Considerando a rede do SUS, Porto Alegre tem atendimento pediátrico de urgência e emergência no Hospital de Clínicas, no Hospital da Criança Conceição, no Hospital Materno-Infantil Presidente Vargas, no Hospital da Restinga e no Hospital da Criança Santo Antônio, do Complexo Hospitalar da Santa Casa. Também há pronto atendimento nas UPAs Bom Jesus, Cruzeiro do Sul e Lomba do Pinheiro.
— Entendemos que expandir a rede de leitos é uma questão central, mas temos de ter uma estratégia, uma política pública para atrair e fixar o pediatra nesses locais. Não vamos ter assistência somente com leitos: não adianta nada criarmos novas estruturas sofisticadas em termos de equipamento, se não tivermos recurso humano capacitado — acrescenta o diretor-geral do Simers.
Chegada do outono e risco de superlotação
O outono começou na última quarta-feira (20) e, com a mudança no tempo, especialistas alertam para o risco do aumento de casos de síndromes respiratórias nas crianças.
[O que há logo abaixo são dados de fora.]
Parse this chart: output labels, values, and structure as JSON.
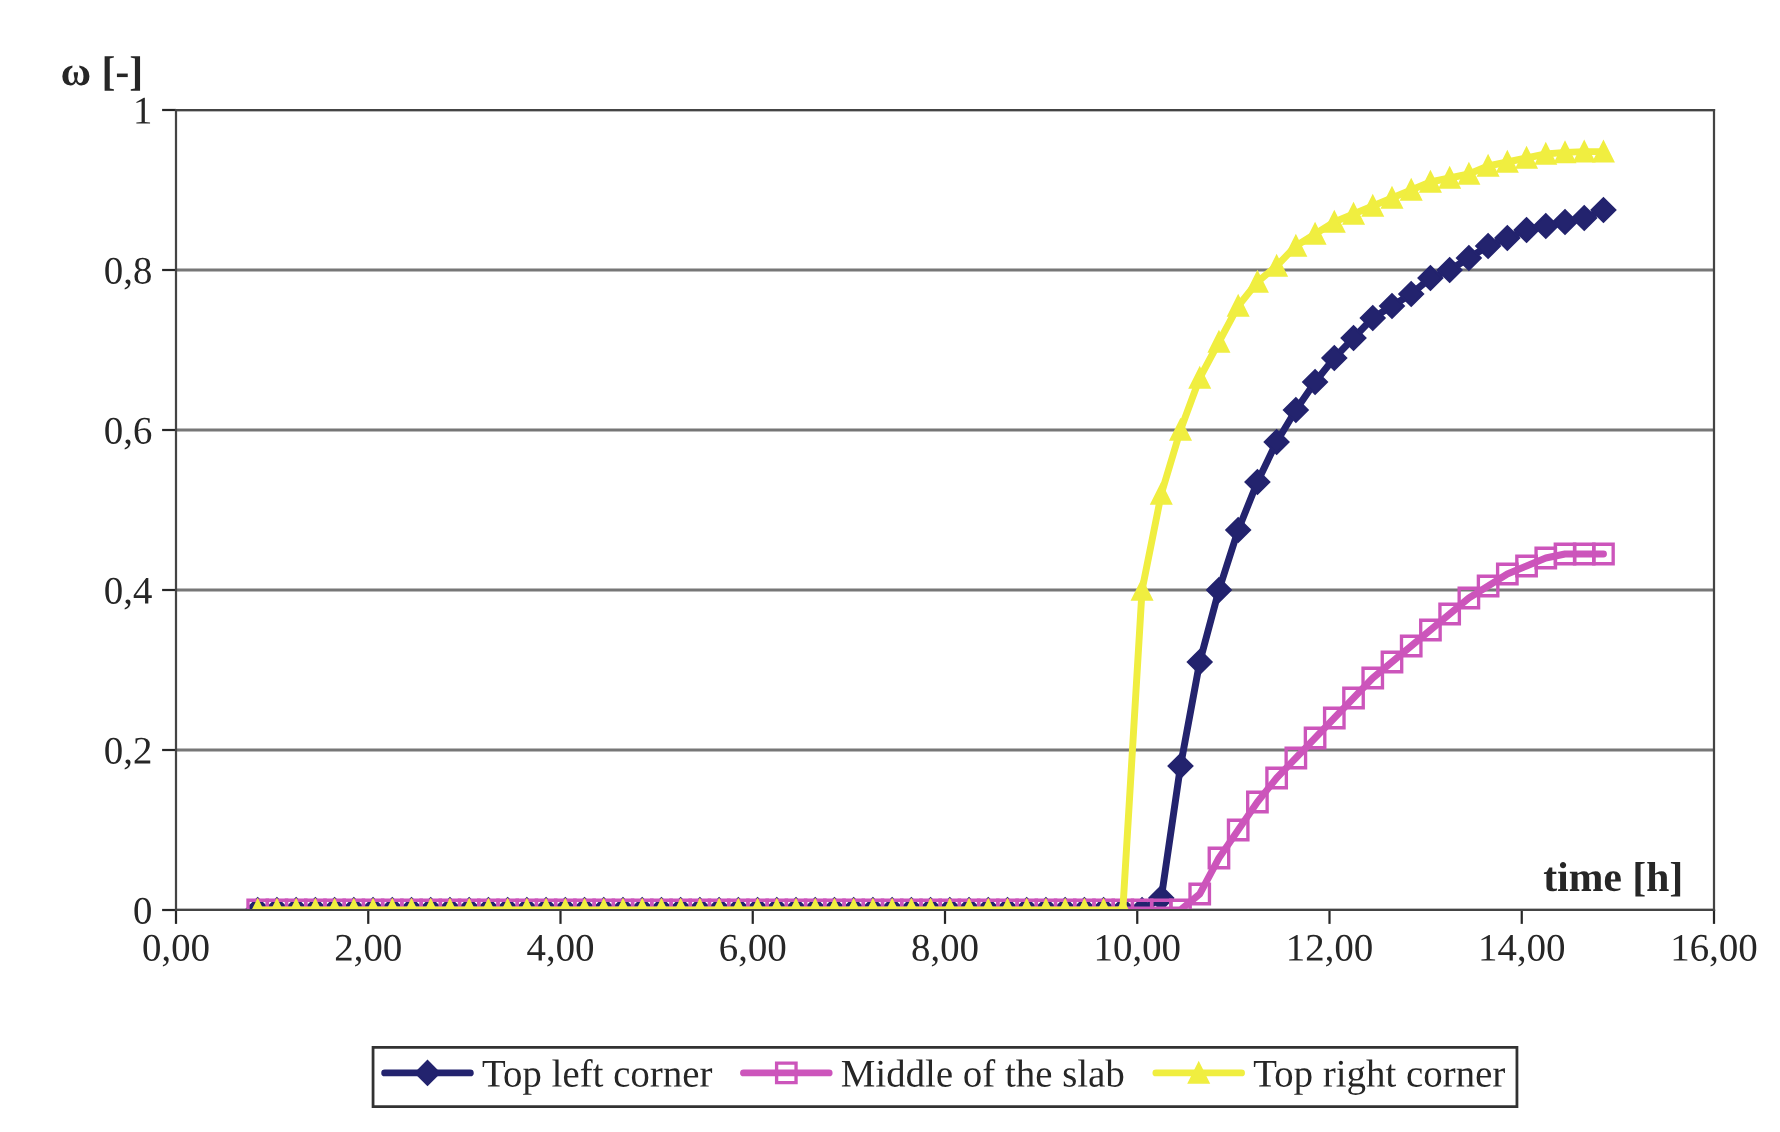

Nas situações em que a hospitalização é necessária, os registros mais recorrentes são as crises de asma ou quadros de bronquiolite e pneumonia.
Nesta terça-feira (26), no Hospital de Clínicas, no Hospital da Criança Conceição e no Presidente Vargas, a lotação dos leitos está acima de 100%, conforme dados da Secretaria Municipal de Saúde de Porto Alegre.
No ano passado, a partir do mês de março, houve aumento expressivo na procura por atendimento para crianças em Porto Alegre, que resultou na superlotação de emergências pediátricas de hospitais públicos e privados da Capital. Com isso, diversas instituições tiveram que operar acima da capacidade.
Além do aumento no tempo de espera por atendimento, os hospitais e unidades de saúde tiveram que fazer adaptações para abrigar os pacientes, como instalação de macas nos corredores e no meio das salas para acomodar as crianças. O mesmo se repete nas instituições privadas. Só de 24 a 30 de maio do ano passado, o Hospital Moinhos de Vento atendeu a um total de 882 crianças, a maioria com doenças respiratórias, conforme apuração de GZH.